The interview’s discussion then somehow veered off to Lavrov.
“How much energy would I expend if I were still director of the National Security Agency and someone told me I could get access to the unclassified email server of [Russian Foreign Minister] Sergei Lavrov? I’d move heaven and Earth to do that. And here you’ve got these private, intimate conversations by a senior official of the US government sitting out there in what I would call an unprotected environment.”
Hayden added that, in all likelihood, the fact that Clinton used a private server was well known to foreign intelligence agencies, making it a priority target.
“I would lose all respect for a whole bunch of foreign intelligence agencies if they weren’t sitting back, paging through the emails,” he said.
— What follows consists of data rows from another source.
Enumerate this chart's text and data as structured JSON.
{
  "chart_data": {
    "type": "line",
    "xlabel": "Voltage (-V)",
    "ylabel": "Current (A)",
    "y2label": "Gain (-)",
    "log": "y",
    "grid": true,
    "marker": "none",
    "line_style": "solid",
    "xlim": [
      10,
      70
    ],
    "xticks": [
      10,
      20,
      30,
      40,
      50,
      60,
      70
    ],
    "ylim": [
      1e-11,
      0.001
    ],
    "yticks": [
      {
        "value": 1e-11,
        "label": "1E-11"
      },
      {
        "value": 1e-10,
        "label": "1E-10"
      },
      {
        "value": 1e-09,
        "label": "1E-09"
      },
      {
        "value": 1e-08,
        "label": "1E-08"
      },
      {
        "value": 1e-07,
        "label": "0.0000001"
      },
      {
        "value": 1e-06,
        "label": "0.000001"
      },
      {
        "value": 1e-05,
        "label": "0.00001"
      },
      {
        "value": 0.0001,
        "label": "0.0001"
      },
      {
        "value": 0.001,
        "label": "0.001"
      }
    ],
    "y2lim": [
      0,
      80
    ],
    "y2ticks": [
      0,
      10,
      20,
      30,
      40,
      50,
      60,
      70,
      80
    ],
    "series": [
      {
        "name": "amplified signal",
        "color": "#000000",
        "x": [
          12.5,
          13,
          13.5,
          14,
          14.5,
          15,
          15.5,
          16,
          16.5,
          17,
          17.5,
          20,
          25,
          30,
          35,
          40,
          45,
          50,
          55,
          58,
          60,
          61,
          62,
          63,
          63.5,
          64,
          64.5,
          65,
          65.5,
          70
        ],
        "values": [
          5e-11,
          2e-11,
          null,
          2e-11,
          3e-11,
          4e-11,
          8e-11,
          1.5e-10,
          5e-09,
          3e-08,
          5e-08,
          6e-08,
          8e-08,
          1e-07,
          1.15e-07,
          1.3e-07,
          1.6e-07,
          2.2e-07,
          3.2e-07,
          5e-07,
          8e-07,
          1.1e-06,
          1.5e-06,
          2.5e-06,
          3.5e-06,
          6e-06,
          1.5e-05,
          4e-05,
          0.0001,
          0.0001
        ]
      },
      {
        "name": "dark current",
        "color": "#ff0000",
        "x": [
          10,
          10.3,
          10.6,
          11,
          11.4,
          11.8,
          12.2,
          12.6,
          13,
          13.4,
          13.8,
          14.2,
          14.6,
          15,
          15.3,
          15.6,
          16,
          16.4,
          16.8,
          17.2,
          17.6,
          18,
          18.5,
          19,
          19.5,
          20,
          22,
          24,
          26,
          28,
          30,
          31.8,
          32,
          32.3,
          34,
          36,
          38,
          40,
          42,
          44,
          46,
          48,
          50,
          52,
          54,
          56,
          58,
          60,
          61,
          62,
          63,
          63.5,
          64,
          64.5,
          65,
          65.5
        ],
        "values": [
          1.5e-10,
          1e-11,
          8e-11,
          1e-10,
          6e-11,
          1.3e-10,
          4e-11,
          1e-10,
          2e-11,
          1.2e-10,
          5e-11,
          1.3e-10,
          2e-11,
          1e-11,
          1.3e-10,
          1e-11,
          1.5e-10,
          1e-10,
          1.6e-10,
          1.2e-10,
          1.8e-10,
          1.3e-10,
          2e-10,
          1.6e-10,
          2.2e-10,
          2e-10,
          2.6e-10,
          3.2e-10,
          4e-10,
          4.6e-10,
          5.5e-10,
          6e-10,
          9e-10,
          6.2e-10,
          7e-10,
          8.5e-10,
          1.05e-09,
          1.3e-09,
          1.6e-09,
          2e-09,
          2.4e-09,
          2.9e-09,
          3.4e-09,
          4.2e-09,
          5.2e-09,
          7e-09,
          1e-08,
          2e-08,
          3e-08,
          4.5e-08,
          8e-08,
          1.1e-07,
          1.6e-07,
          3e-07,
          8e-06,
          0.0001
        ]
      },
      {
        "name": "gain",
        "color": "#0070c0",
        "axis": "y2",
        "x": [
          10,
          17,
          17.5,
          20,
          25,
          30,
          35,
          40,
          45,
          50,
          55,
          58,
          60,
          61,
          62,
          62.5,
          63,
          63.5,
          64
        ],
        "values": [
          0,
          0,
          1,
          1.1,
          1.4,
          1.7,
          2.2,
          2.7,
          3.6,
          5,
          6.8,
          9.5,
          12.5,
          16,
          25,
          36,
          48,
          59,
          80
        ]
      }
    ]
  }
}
The court order requiring the former secretary of state to release some 55,000 pages of emails spawns from a Freedom of Information Act request from Vice News reporter Jason Leopold. Leopold’s lawyer, Ryan S. James, chastised State for moving too slowly, noting that the deadline for the department to complete its public release of all of the emails was supposed to be January 29.
The current deadline is February 29, a day before the Super Tuesday primaries, which include Florida, Illinois, Ohio, and Texas – all delegate-heavy states.
Clinton’s server did not encrypt email – a fact that has led critics to raise concerns that hackers may have obtained classified information from her correspondence. The Clinton campaign maintains there were no breaches in security.
However, over 1,300 of Clinton’s emails have already been marked as classified, though with lower grades. “Top secret” is the highest designation.
When asked if Apple and other tech firms should be forced to install “back doors” in their devices so that law enforcement can more easily access them, Hayden replied:
“[FBI Director Jim Comey] would like a back door available to American law enforcement in all devices globally. And, frankly, I think, on balance, that actually harms American safety and security, even though it might make Jim’s job a bit easier in some specific circumstances.”